Un groupe de cinq ou six permanents constituaient le secrétariat.28 Leurs bureaux étaient constitués de deux pièces plus un cabinet de toilette dans l'hôtel particulier de la Kschessinska, le quartier général des bolcheviks de Pétrograd. Une pièce servait de bureau, l'autre de salle d'accueil. Les toilettes étaient utilisées pour stocker les procès-verbaux du parti. Après les Journées de Juillet, le secrétariat déménagea dans l'appartement d'une de ses responsables, Elena Stassova , et peu de temps après dans une école de garçons.29

Le chef du secrétariat entre avril et octobre était Iakov Mikhailovitch Sverdlov , un homme d'une grande énergie et d'excellentes capacités organisationnelles, bolchevik depuis les débuts du bolchevisme, qui avait connu de nombreuses années d'emprisonnement et d'exil en Sibérie.

Trotsky écrit :

Malgré sa petite taille et sa maigreur, qui donnaient l'impression d'un état maladif, la personne de Sverdlov en imposait par sa gravité et sa calme énergie. Il présidait d'une manière égale, sans bruit et sans à-coups, comme travaille un bon moteur. Le secret de ce maintien n'était pas, bien entendu, dans le seul art de présider, mais en ceci que Sverdlov voyait parfaitement la composition de la salle et savait admirablement à quoi il voulait arriver.
Avant chaque séance, il avait des conversations séparées avec des délégués qu'il interrogeait et chapitrait quelquefois. Dès avant l'ouverture de la séance, il se représentait dans l'ensemble le développement des débats. Mais il n'avait pas besoin de conversations préalables pour savoir, mieux que quiconque, l'attitude qu'adopterait tel ou tel militant sur la question soulevée. Le nombre de camarades dont il pénétrait clairement la pensée politique était, en proportion de notre parti à cette époque, très grand. Il avait des facultés innées d'organisation et de combinaison. Chaque question politique lui apparaissait avant tout, dans sa nature concrète, au point de vue de l'organisation : il y voyait une question de rapports entre personnes et groupes à l'intérieur de l'organisation du parti, et de rapports entre l'organisation prise au total et les masses. Dans les formules algébriques, il jetait immédiatement et presque automatiquement des chiffres. Par là, il réalisait la très importante vérification des formules politiques, dans la mesure où il s'agissait d'action révolutionnaire.30

Sverdlov convenait à la méthode « sans routine administrative, sans bureaucratie » du travail du Comité central.

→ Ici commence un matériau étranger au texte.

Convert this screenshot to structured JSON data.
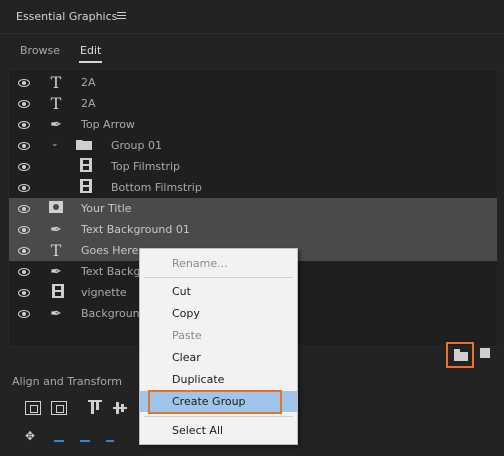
{
  "panel": {
    "title": "Essential Graphics",
    "menu_icon": "hamburger-icon"
  },
  "tabs": [
    {
      "label": "Browse",
      "active": false
    },
    {
      "label": "Edit",
      "active": true
    }
  ],
  "layers": [
    {
      "label": "2A",
      "icon": "text-icon",
      "indent": 0,
      "selected": false
    },
    {
      "label": "2A",
      "icon": "text-icon",
      "indent": 0,
      "selected": false
    },
    {
      "label": "Top Arrow",
      "icon": "pen-icon",
      "indent": 0,
      "selected": false
    },
    {
      "label": "Group 01",
      "icon": "folder-icon",
      "indent": 1,
      "selected": false
    },
    {
      "label": "Top Filmstrip",
      "icon": "filmstrip-icon",
      "indent": 2,
      "selected": false
    },
    {
      "label": "Bottom Filmstrip",
      "icon": "filmstrip-icon",
      "indent": 2,
      "selected": false
    },
    {
      "label": "Your Title",
      "icon": "image-icon",
      "indent": 0,
      "selected": true
    },
    {
      "label": "Text Background 01",
      "icon": "pen-icon",
      "indent": 0,
      "selected": true
    },
    {
      "label": "Goes Here",
      "icon": "text-icon",
      "indent": 0,
      "selected": true
    },
    {
      "label": "Text Backgr",
      "icon": "pen-icon",
      "indent": 0,
      "selected": false
    },
    {
      "label": "vignette",
      "icon": "filmstrip-icon",
      "indent": 0,
      "selected": false
    },
    {
      "label": "Background",
      "icon": "pen-icon",
      "indent": 0,
      "selected": false
    }
  ],
  "footer": {
    "section_title": "Align and Transform"
  },
  "context_menu": {
    "items": [
      {
        "label": "Rename...",
        "disabled": true
      },
      {
        "label": "Cut",
        "disabled": false
      },
      {
        "label": "Copy",
        "disabled": false
      },
      {
        "label": "Paste",
        "disabled": true
      },
      {
        "label": "Clear",
        "disabled": false
      },
      {
        "label": "Duplicate",
        "disabled": false
      },
      {
        "label": "Create Group",
        "disabled": false,
        "highlighted": true
      },
      {
        "label": "Select All",
        "disabled": false
      }
    ]
  },
  "colors": {
    "accent_highlight": "#e8712c",
    "menu_hover": "#9fc5eb",
    "selection_row": "#4a4a4a"
  }
}
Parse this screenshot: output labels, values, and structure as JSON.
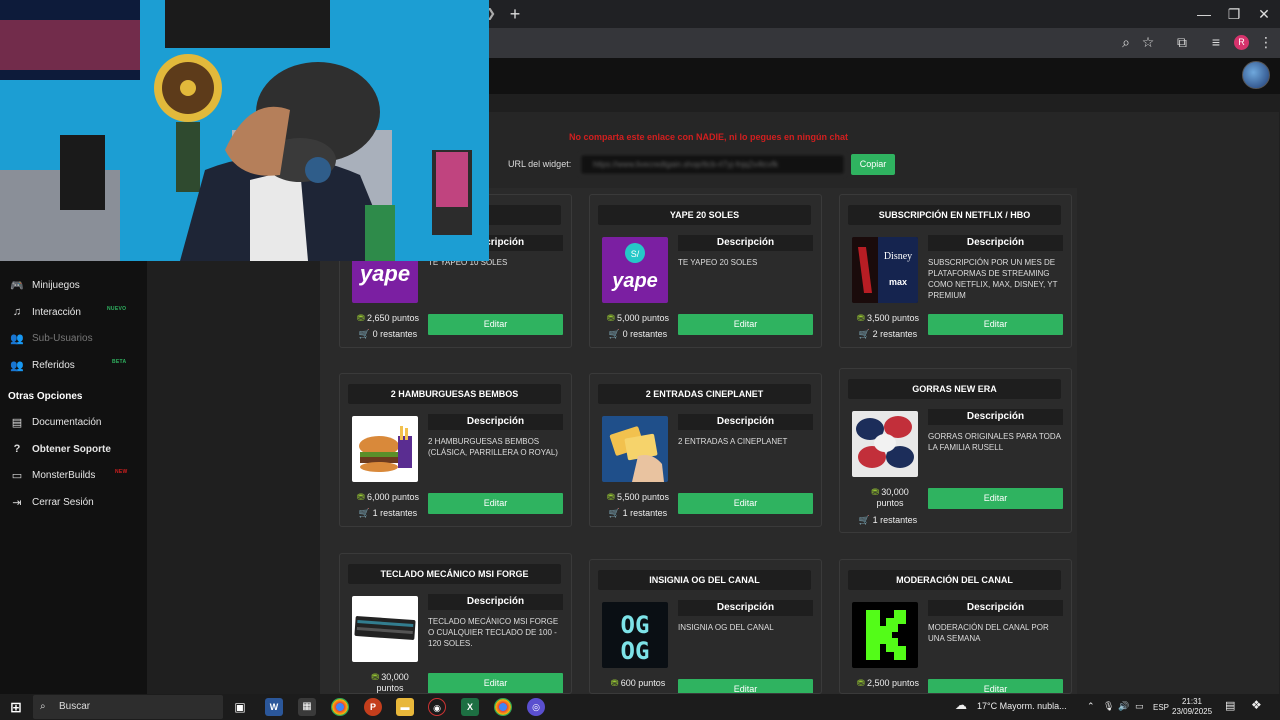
{
  "sidebar": {
    "items": [
      {
        "label": "Minijuegos",
        "icon": "gamepad-icon",
        "badge": ""
      },
      {
        "label": "Interacción",
        "icon": "music-icon",
        "badge": "NUEVO"
      },
      {
        "label": "Sub-Usuarios",
        "icon": "users-icon",
        "badge": ""
      },
      {
        "label": "Referidos",
        "icon": "referrals-icon",
        "badge": "BETA"
      }
    ],
    "heading": "Otras Opciones",
    "other": [
      {
        "label": "Documentación",
        "icon": "docs-icon",
        "badge": ""
      },
      {
        "label": "Obtener Soporte",
        "icon": "help-icon",
        "badge": ""
      },
      {
        "label": "MonsterBuilds",
        "icon": "laptop-icon",
        "badge": "NEW"
      },
      {
        "label": "Cerrar Sesión",
        "icon": "logout-icon",
        "badge": ""
      }
    ]
  },
  "widget": {
    "warning": "No comparta este enlace con NADIE, ni lo pegues en ningún chat",
    "url_label": "URL del widget:",
    "url_value": "https://www.livecredtgain.shop/ttcb-rl7yj-fnjq2x4tcvfk",
    "copy_label": "Copiar"
  },
  "cards": [
    {
      "title": "",
      "desc_head": "Descripción",
      "desc": "TE YAPEO 10 SOLES",
      "points": "2,650 puntos",
      "remaining": "0 restantes",
      "edit": "Editar",
      "img": "yape"
    },
    {
      "title": "YAPE 20 SOLES",
      "desc_head": "Descripción",
      "desc": "TE YAPEO 20 SOLES",
      "points": "5,000 puntos",
      "remaining": "0 restantes",
      "edit": "Editar",
      "img": "yape-s"
    },
    {
      "title": "SUBSCRIPCIÓN EN NETFLIX / HBO",
      "desc_head": "Descripción",
      "desc": "SUBSCRIPCIÓN POR UN MES DE PLATAFORMAS DE STREAMING COMO NETFLIX, MAX, DISNEY, YT PREMIUM",
      "points": "3,500 puntos",
      "remaining": "2 restantes",
      "edit": "Editar",
      "img": "streaming"
    },
    {
      "title": "2 HAMBURGUESAS BEMBOS",
      "desc_head": "Descripción",
      "desc": "2 HAMBURGUESAS BEMBOS (CLÁSICA, PARRILLERA O ROYAL)",
      "points": "6,000 puntos",
      "remaining": "1 restantes",
      "edit": "Editar",
      "img": "burger"
    },
    {
      "title": "2 ENTRADAS CINEPLANET",
      "desc_head": "Descripción",
      "desc": "2 ENTRADAS A CINEPLANET",
      "points": "5,500 puntos",
      "remaining": "1 restantes",
      "edit": "Editar",
      "img": "tickets"
    },
    {
      "title": "GORRAS NEW ERA",
      "desc_head": "Descripción",
      "desc": "GORRAS ORIGINALES PARA TODA LA FAMILIA RUSELL",
      "points": "30,000 puntos",
      "remaining": "1 restantes",
      "edit": "Editar",
      "img": "caps"
    },
    {
      "title": "TECLADO MECÁNICO MSI FORGE",
      "desc_head": "Descripción",
      "desc": "TECLADO MECÁNICO MSI FORGE O CUALQUIER TECLADO DE 100 - 120 SOLES.",
      "points": "30,000 puntos",
      "remaining": "",
      "edit": "Editar",
      "img": "keyboard"
    },
    {
      "title": "INSIGNIA OG DEL CANAL",
      "desc_head": "Descripción",
      "desc": "INSIGNIA OG DEL CANAL",
      "points": "600 puntos",
      "remaining": "",
      "edit": "Editar",
      "img": "og"
    },
    {
      "title": "MODERACIÓN DEL CANAL",
      "desc_head": "Descripción",
      "desc": "MODERACIÓN DEL CANAL POR UNA SEMANA",
      "points": "2,500 puntos",
      "remaining": "",
      "edit": "Editar",
      "img": "kick"
    }
  ],
  "taskbar": {
    "search": "Buscar",
    "weather": "17°C  Mayorm. nubla...",
    "lang": "ESP",
    "time": "21:31",
    "date": "23/09/2025"
  },
  "colors": {
    "accent": "#2fb360",
    "warning": "#d21f1f"
  }
}
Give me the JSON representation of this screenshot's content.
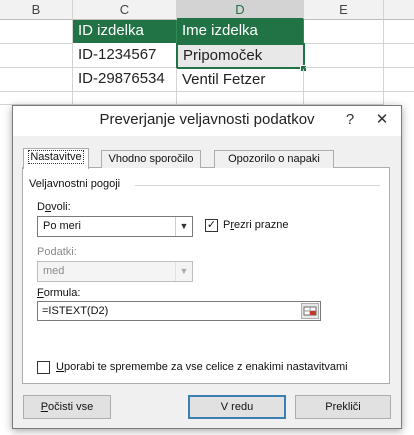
{
  "sheet": {
    "columns": [
      "B",
      "C",
      "D",
      "E"
    ],
    "selected_column": "D",
    "header_row": [
      "ID izdelka",
      "Ime izdelka"
    ],
    "rows": [
      [
        "ID-1234567",
        "Pripomoček"
      ],
      [
        "ID-29876534",
        "Ventil Fetzer"
      ]
    ],
    "colors": {
      "header_fill": "#217346",
      "header_text": "#ffffff",
      "accent": "#217346"
    }
  },
  "dialog": {
    "title": "Preverjanje veljavnosti podatkov",
    "help": "?",
    "close": "✕",
    "tabs": [
      {
        "label": "Nastavitve",
        "active": true
      },
      {
        "label": "Vhodno sporočilo",
        "active": false
      },
      {
        "label": "Opozorilo o napaki",
        "active": false
      }
    ],
    "group_title": "Veljavnostni pogoji",
    "allow": {
      "label_pre": "D",
      "label_u": "o",
      "label_post": "voli:",
      "value": "Po meri"
    },
    "ignore_blank": {
      "label_pre": "P",
      "label_u": "r",
      "label_post": "ezri prazne",
      "checked": true,
      "mark": "✓"
    },
    "data": {
      "label": "Podatki:",
      "value": "med",
      "enabled": false
    },
    "formula": {
      "label_u": "F",
      "label_post": "ormula:",
      "value": "=ISTEXT(D2)",
      "refedit_icon": "range-select-icon"
    },
    "apply_all": {
      "label_pre": "",
      "label_u": "U",
      "label_post": "porabi te spremembe za vse celice z enakimi nastavitvami",
      "checked": false
    },
    "buttons": {
      "clear_u": "P",
      "clear_post": "očisti vse",
      "ok": "V redu",
      "cancel": "Prekliči"
    },
    "colors": {
      "default_button_border": "#3c7fb1",
      "panel_bg": "#ffffff",
      "dialog_bg": "#f0f0f0"
    }
  }
}
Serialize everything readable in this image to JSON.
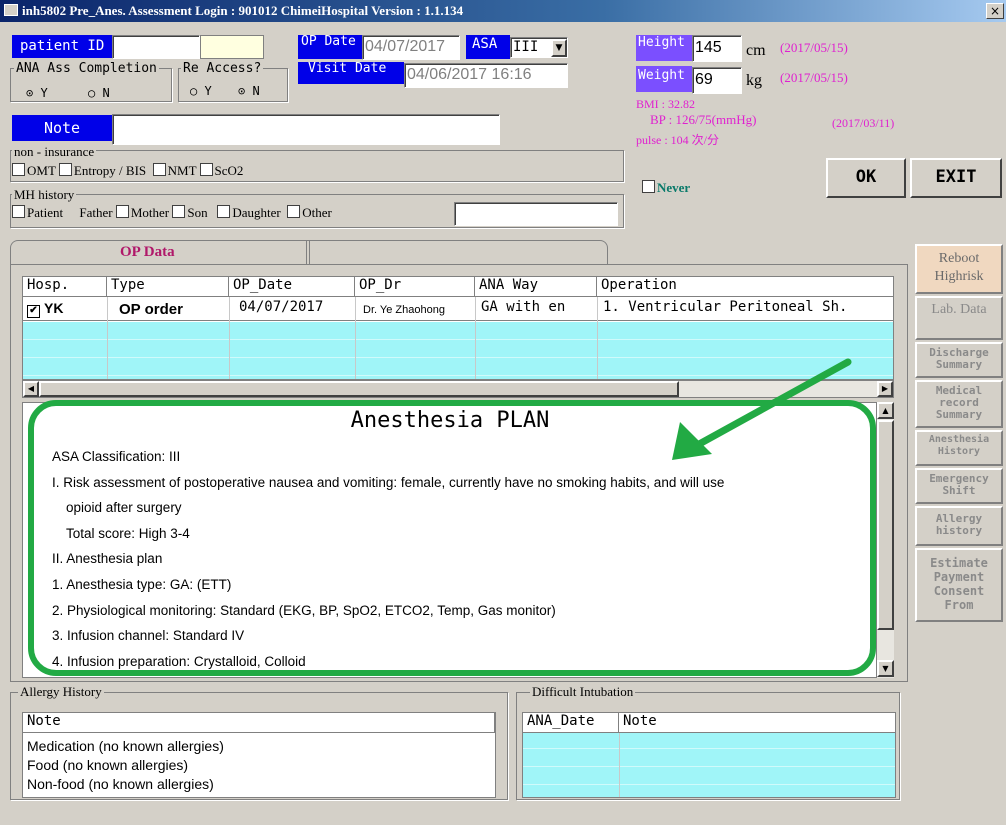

Le Comité central, venant à peine d'émerger de son existence clandestine, était encore, dans son organisation et dans ses méthodes de travail, très éloigné de la chancellerie surpuissante et omnisciente des années récentes. La plus grande partie de l'équipement du Comité Central était transportée par Sverdlov dans sa poche latérale.31

Les ressources financières du centre étaient extrêmement faibles. Le revenu du Bureau Russe entre le 2 décembre 1916 et le 1er février 1917 se montait à 1.117 roubles et 50 kopecks.32 Quand éclata la Révolution de Février, le Bureau Russe n'avait en caisse que 100 roubles.33 En prenant en considération le taux de l'inflation depuis lors on peut évaluer le pouvoir d'achat d'un rouble de 1917 à celui d'un euro de 2015. Donc nous pouvons imaginer que le quartier général des bolcheviks en 1917 disposait de l'équivalent de 900 euros de 201534 .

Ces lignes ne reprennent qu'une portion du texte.